The Winner’s Curse by Marie Rutkoski
|Book Name:||The Winner’s Curse|
|Publisher(s):||Farrar, Straus and Giroux (US) Bloomsbury Childrens (UK)|
|Formatt:||Hardcover / Paperback / Audiobook / eBook|
|Release Date:||March 4, 2014 (US) April 10, 2014 (UK)|
I try not to get my hopes up too high when I check out new author/book recommendations from friends or even other book reviewers I respect. What touches one person does not always apply for another. Plus, my reading list seems to grow at a rate that would require me to give up work and sleep in order to catch this moving target. So, the fact that I put aside my TBR list to pick up The Winner’s Curse is saying something, and I am glad I did.
Music is the universal language with the ability to break down barriers and join fierce opponents. The Winner’s Curse enchants with its lyrical prose, beautifully composed with such words as: “A rich emotion played across his features, offered itself, and asked to be called by its name.
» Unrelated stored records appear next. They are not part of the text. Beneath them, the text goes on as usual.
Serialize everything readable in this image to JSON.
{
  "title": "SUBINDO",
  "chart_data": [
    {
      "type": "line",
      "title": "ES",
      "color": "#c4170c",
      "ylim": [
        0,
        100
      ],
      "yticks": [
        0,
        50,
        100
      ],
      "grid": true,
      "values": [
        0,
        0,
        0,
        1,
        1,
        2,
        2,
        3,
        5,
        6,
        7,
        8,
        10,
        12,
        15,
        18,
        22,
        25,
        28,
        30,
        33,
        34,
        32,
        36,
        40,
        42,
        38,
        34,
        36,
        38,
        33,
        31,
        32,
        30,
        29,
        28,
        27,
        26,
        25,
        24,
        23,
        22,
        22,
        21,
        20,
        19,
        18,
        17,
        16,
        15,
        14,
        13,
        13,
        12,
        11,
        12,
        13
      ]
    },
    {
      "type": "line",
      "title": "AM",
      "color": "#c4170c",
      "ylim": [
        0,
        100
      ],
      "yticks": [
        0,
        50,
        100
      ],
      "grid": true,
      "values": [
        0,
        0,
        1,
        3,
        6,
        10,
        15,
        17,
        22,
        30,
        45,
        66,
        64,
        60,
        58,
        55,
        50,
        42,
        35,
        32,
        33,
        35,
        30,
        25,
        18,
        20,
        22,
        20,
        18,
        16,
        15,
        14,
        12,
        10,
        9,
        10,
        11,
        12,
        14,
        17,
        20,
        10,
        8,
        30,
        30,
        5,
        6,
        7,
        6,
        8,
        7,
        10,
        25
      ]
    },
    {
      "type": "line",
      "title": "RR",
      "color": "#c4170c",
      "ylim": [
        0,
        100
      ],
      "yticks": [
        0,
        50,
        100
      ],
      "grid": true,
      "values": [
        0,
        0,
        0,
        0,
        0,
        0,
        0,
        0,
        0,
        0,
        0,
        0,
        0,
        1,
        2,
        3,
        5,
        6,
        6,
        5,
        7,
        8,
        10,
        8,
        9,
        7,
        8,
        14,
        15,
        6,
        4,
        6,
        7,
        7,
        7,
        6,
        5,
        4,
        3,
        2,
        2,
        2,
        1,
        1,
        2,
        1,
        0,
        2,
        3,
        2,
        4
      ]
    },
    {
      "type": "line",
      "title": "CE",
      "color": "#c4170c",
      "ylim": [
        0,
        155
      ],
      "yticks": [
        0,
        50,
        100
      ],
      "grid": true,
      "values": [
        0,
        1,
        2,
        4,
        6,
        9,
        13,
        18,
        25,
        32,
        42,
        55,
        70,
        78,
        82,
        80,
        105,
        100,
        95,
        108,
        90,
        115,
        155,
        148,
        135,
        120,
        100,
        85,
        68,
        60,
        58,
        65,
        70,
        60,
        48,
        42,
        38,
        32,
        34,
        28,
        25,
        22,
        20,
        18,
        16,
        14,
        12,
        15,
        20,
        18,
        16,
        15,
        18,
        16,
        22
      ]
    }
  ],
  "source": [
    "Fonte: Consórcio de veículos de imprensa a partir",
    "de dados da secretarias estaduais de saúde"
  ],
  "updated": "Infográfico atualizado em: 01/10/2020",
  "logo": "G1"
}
Hope.” Filled with musical alliteration, one cannot help but be drawn in as the story builds with each new character, like the careful orchestration of a symphony.
“The beauty of the flute was in its simplicity, in its resemblance to the human voice. It always sounded clear. It sounded alone. The piano, on the other hand, was a network of parts—a ship, with its strings like rigging, its case a hull, its lifted lid a sail.”
We begin with Kestrel, the 17-year-old daughter of a legendary general, who finds herself the new owner of a slave. Surprised by her own extravagant impulse which resulted in her becoming the winner in a bidding war, she tries to forget her purchase as she puts it to her steward to see to the slave’s new duties. But Arin’s steely defiance at the auction was what caught Kestrel’s attention in the first place and he is not so easily dismissed. Arin’s talents place him as their new blacksmith as well as Kestrel’s mandatory escort.
Every woman who is not a soldier requires an escort when walking about the city. By the age of twenty, every girl must make the choice to either marry or enlist. Kestrel is not exempt. In fact, her father is pressuring her to join him. Despite her mediocre fighting abilities, Kestrel is a brilliant military strategist. Some of her suggestions helped secure the Valorians’ victory in the Herran War, which provided Herrani slaves such as Arin.
As Kestrel and Arin learn more about each other and their respective people’s history, Kestrel’s understanding of the war, the Herrani people, and even her father is called into question. When unexpected rebellion reveals an uprising long in the making, loyalties are tested and more than political allegiance is at stake.
To be honest, I am not a big fan of political intrigue and military strategies. For the first two-thirds of the book, it provided the backdrop for character development and intruded little into the everyday life of its people. As the plot unfolded, it took center stage for the rest of the book. However, I must admit that the plot threads were intricately woven and only added more depth to its characters. It created dilemmas that carried that much more potential for emotional casualties.
I am more than impressed by this author’s writing. It is poetry dressed up as a novel. Even though this is the beginning of a trilogy, this first book ended rather agreeably, enough to keep the suspense but not so abruptly as to add to the torment of waiting for the next installment. I look forward to reading more captivating metaphors like this:
“…the memory…beaded bright in her dark mind, strung itself out like liquid jewels, distilled down the way alcohol does, or a volatile chemical, growing stronger when forced to reduce.”
And to soak up more musically inspired depictions.